Materials and Methods

Ethics Statement

We obtained ethics approval for the study from our institution ethics committee (also known as an Institutional Review Board). All the participants had the capacity to consent and a written informed consent has been acquired from all of them.

Subjects

We enrolled 18 MCI-AD and 18 AD patients (Table 1), whose diagnosis was reached according to the IWG-2 criteria [4]. A complete laboratory assessment was performed, including dosage of vitamin B12 and folic acid, study of thyroid function and serum diagnosis for syphilis. Extended neuropsychological evaluation allowed further classifying MCI-AD subjects in the various clinical subtypes outlined by Petersen and colleagues [18]. Investigations of structural and functional neuroimaging (brain MRI and 18FDG-PET) were carried out. In all patients, the diagnosis was supported by the positivity of at least one in vivo biomarker of AD neurodegeneration, either CSF biomarkers (27/36 patients) or amyloid tracer PET (9/36 patients). CSF biomarkers consisting of levels of T-tau, P-tau and Aβ42 were determined with human-specific ELISA kits (Innogenetics). A CSF profile consisting of decreased Aβ42 together with increased T-tau or P-tau concentrations was considered diagnostic for AD underlying pathology. Cut-off values for CSF Aβ42, T-tau and P-tau have been set to 500, 400 and 61 pg/ml, respectively. 18F-florbetapir was the radiotracer used for amyloid PET imaging. Visual assessment of the regional cortical tracer uptake in four different brain regions (lateral temporal, frontal, posterior cingulate/precuneus and parietal lobes) allowed classifying amyloid PET scan as “positive” or “negative”. In addition to cognitively impaired patients, we enrolled 30 age- and sex-matched healthy controls, in which any cognitive alteration was excluded by means of an extended neuropsychological evaluation.

Table 1.

Demographic and clinical characteristics of MCI and AD patients

MCI-AD group (n = 18) AD group (n = 18)
Age at our observation (years)
Mean 69.9 (± 5.04) 70.8 (± 10.22)
Range 60–76 51–85
Age at symptoms onset (years)
Mean 67.5 (± 5.60) 67.2 (± 10.48)
Range 56–74 50–84
Sex
Male 9 (50%) 6 (33%)
Female 9 (50%) 12 (67%)
Mean MMSE score at our observation 26.39 (± 2.03) 16.77 (± 4.87)
Clinical subtypes (for MCI patients)
Amnesic single domain 3 (16.7%)
Non-amnesic single domain 3 (16.7%)
Amnesic multiple domain 9 (50.0%)
Non-amnesic multiple domain 3 (16.7%)

Data are presented as n (%) or mean ± SD

RNA Extraction

Peripheral blood samples have been obtained from MCI-AD and AD patients. For RNA isolation and purification from whole blood, the Trizol (Invitrogen, #15596-026) method has been used for all samples within 1 h from drawing, thus reducing RNA degradation. The RNA isolated with this protocol comes from all white cells, including polymorphonuclear leukocytes and mononuclear cells. RNA was isolated including an optional DNase digestion step. This standardized RNA isolation procedure guarantees high-quality non-degraded RNA. RNA samples were quality-checked by the identification of 18S rRNA and 28S rRNA peaks via the Agilent 2100 Bioanalyzer platform (Agilent Technologies). Serum and CSF samples were also extracted from all MCI-AD and AD patients, centrifuged at 12,000 × g for 5 min at 4 °C and stored at − 80 °C for total RNA extraction using Trizol reagent (Invitrogen). Finally, with the same procedures outlined above, serum samples from healthy controls were extracted and processed.
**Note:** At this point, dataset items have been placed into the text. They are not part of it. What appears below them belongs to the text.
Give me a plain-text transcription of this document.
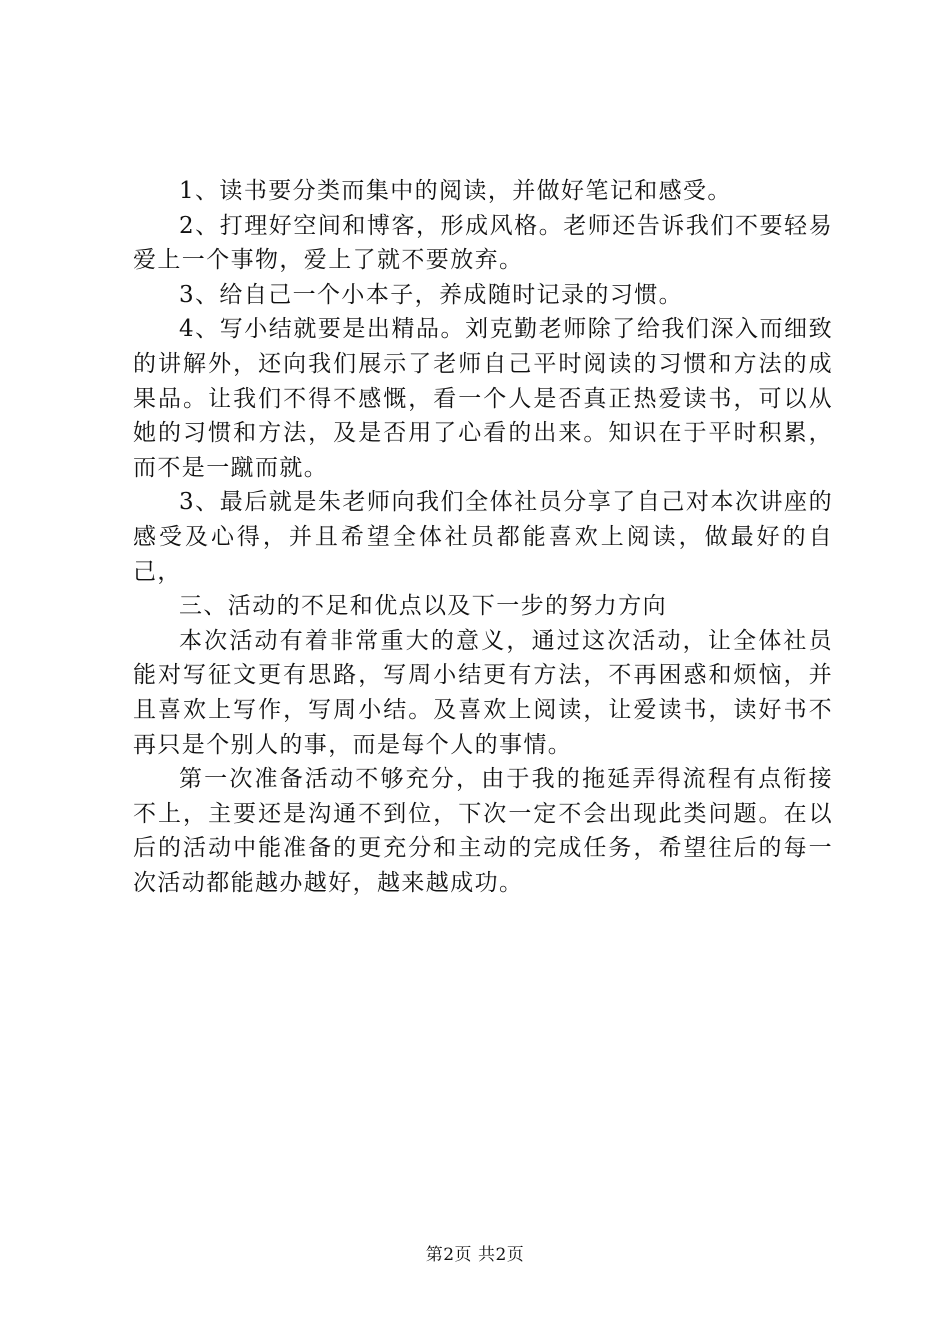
1、读书要分类而集中的阅读，并做好笔记和感受。

2、打理好空间和博客，形成风格。老师还告诉我们不要轻易爱上一个事物，爱上了就不要放弃。

3、给自己一个小本子，养成随时记录的习惯。

4、写小结就要是出精品。刘克勤老师除了给我们深入而细致的讲解外，还向我们展示了老师自己平时阅读的习惯和方法的成果品。让我们不得不感慨，看一个人是否真正热爱读书，可以从她的习惯和方法，及是否用了心看的出来。知识在于平时积累，而不是一蹴而就。

3、最后就是朱老师向我们全体社员分享了自己对本次讲座的感受及心得，并且希望全体社员都能喜欢上阅读，做最好的自己，

三、活动的不足和优点以及下一步的努力方向

本次活动有着非常重大的意义，通过这次活动，让全体社员能对写征文更有思路，写周小结更有方法，不再困惑和烦恼，并且喜欢上写作，写周小结。及喜欢上阅读，让爱读书，读好书不再只是个别人的事，而是每个人的事情。

第一次准备活动不够充分，由于我的拖延弄得流程有点衔接不上，主要还是沟通不到位，下次一定不会出现此类问题。在以后的活动中能准备的更充分和主动的完成任务，希望往后的每一次活动都能越办越好，越来越成功。

第2页 共2页
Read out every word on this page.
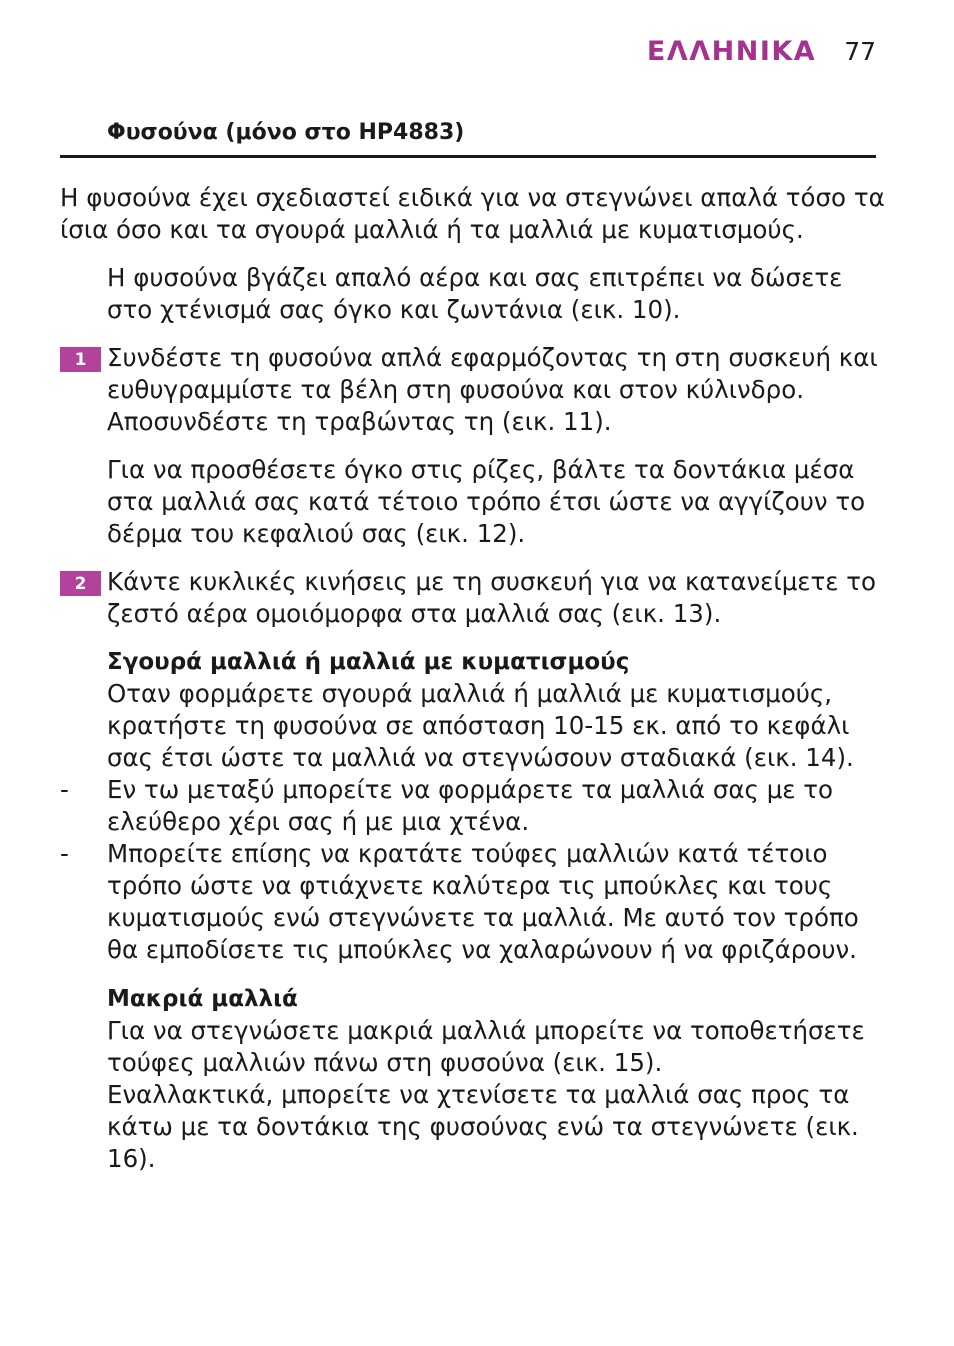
ΕΛΛΗΝΙΚΑ 77
Φυσούνα (μόνο στο HP4883)

Η φυσούνα έχει σχεδιαστεί ειδικά για να στεγνώνει απαλά τόσο τα ίσια όσο και τα σγουρά μαλλιά ή τα μαλλιά με κυματισμούς.

Η φυσούνα βγάζει απαλό αέρα και σας επιτρέπει να δώσετε στο χτένισμά σας όγκο και ζωντάνια (εικ. 10).

1 Συνδέστε τη φυσούνα απλά εφαρμόζοντας τη στη συσκευή και ευθυγραμμίστε τα βέλη στη φυσούνα και στον κύλινδρο. Αποσυνδέστε τη τραβώντας τη (εικ. 11).

Για να προσθέσετε όγκο στις ρίζες, βάλτε τα δοντάκια μέσα στα μαλλιά σας κατά τέτοιο τρόπο έτσι ώστε να αγγίζουν το δέρμα του κεφαλιού σας (εικ. 12).

2 Κάντε κυκλικές κινήσεις με τη συσκευή για να κατανείμετε το ζεστό αέρα ομοιόμορφα στα μαλλιά σας (εικ. 13).

Σγουρά μαλλιά ή μαλλιά με κυματισμούς

Οταν φορμάρετε σγουρά μαλλιά ή μαλλιά με κυματισμούς, κρατήστε τη φυσούνα σε απόσταση 10-15 εκ. από το κεφάλι σας έτσι ώστε τα μαλλιά να στεγνώσουν σταδιακά (εικ. 14).

-	Εν τω μεταξύ μπορείτε να φορμάρετε τα μαλλιά σας με το ελεύθερο χέρι σας ή με μια χτένα.

-	Μπορείτε επίσης να κρατάτε τούφες μαλλιών κατά τέτοιο τρόπο ώστε να φτιάχνετε καλύτερα τις μπούκλες και τους κυματισμούς ενώ στεγνώνετε τα μαλλιά. Με αυτό τον τρόπο θα εμποδίσετε τις μπούκλες να χαλαρώνουν ή να φριζάρουν.

Μακριά μαλλιά

Για να στεγνώσετε μακριά μαλλιά μπορείτε να τοποθετήσετε τούφες μαλλιών πάνω στη φυσούνα (εικ. 15).

Εναλλακτικά, μπορείτε να χτενίσετε τα μαλλιά σας προς τα κάτω με τα δοντάκια της φυσούνας ενώ τα στεγνώνετε (εικ. 16).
Small RNA Library Preparation and Sequencing

The construction of three small RNA libraries was carried out as previously described [19]. Total RNA (30 μg) was pooled in 3 pools, each comprising RNA from peripheral blood leukocytes of enrolled patients. RNA pools were size fractionated on 15% Tris/Borate/EDTA urea polyacrylamide electrophoresis gel, and the sncRNA fraction in the size range of 18 to 80 nt was extracted, purified and cloned. Roughly 1000 cloned sncRNA molecules were independently sequenced for each library. Colony PCR was performed using 5′ and 3′ primers, and the clones with PCR products about 110 bp in length were sequenced.

Reverse Transcription-Quantitative Polymerase Chain Reaction

cDNA was obtained by using oligo-dT primers or stem-loop reverse transcriptase (RT) primers, respectively. RNU6B was used as controls for miRNAs. Real-time qPCR was performed under the following conditions: 94 °C for 4 min, followed by 40 cycles at 94 °C for 1 min, 56 °C for 1 min and 72 °C for 1 min. Relative expression levels of hsa-mir-5588-5p, hsa-mir-3658, hsa-mir-567 and hsa-mir-3908 were calculated using the 2-ΔΔCt method.

Statistics

The results are mean ± SD of at least three separate experiments, measuring each parameter by triplicate (n = 3). Statistical significant differences were tested by one-way analysis of variance (ANOVA), and, when the F value was significant, by Student-Newman-Keuls test. P value less than 0.05 (*) was considered statistically significant.

MiRNA Target Prediction

Target mRNAs that have the potential binding sites for individual miRNAs were identified by searching them on public databases endowed with prediction algorithms, such as TargetScan (http://targetscan.org), PicTar (http://pictar.mdc-berlin.de), miRBase (http://www.mirbase.org), TarBase (http://microrna.gr/tarbase) and Miranda (http://microrna.sanger.ac.uk/sequences).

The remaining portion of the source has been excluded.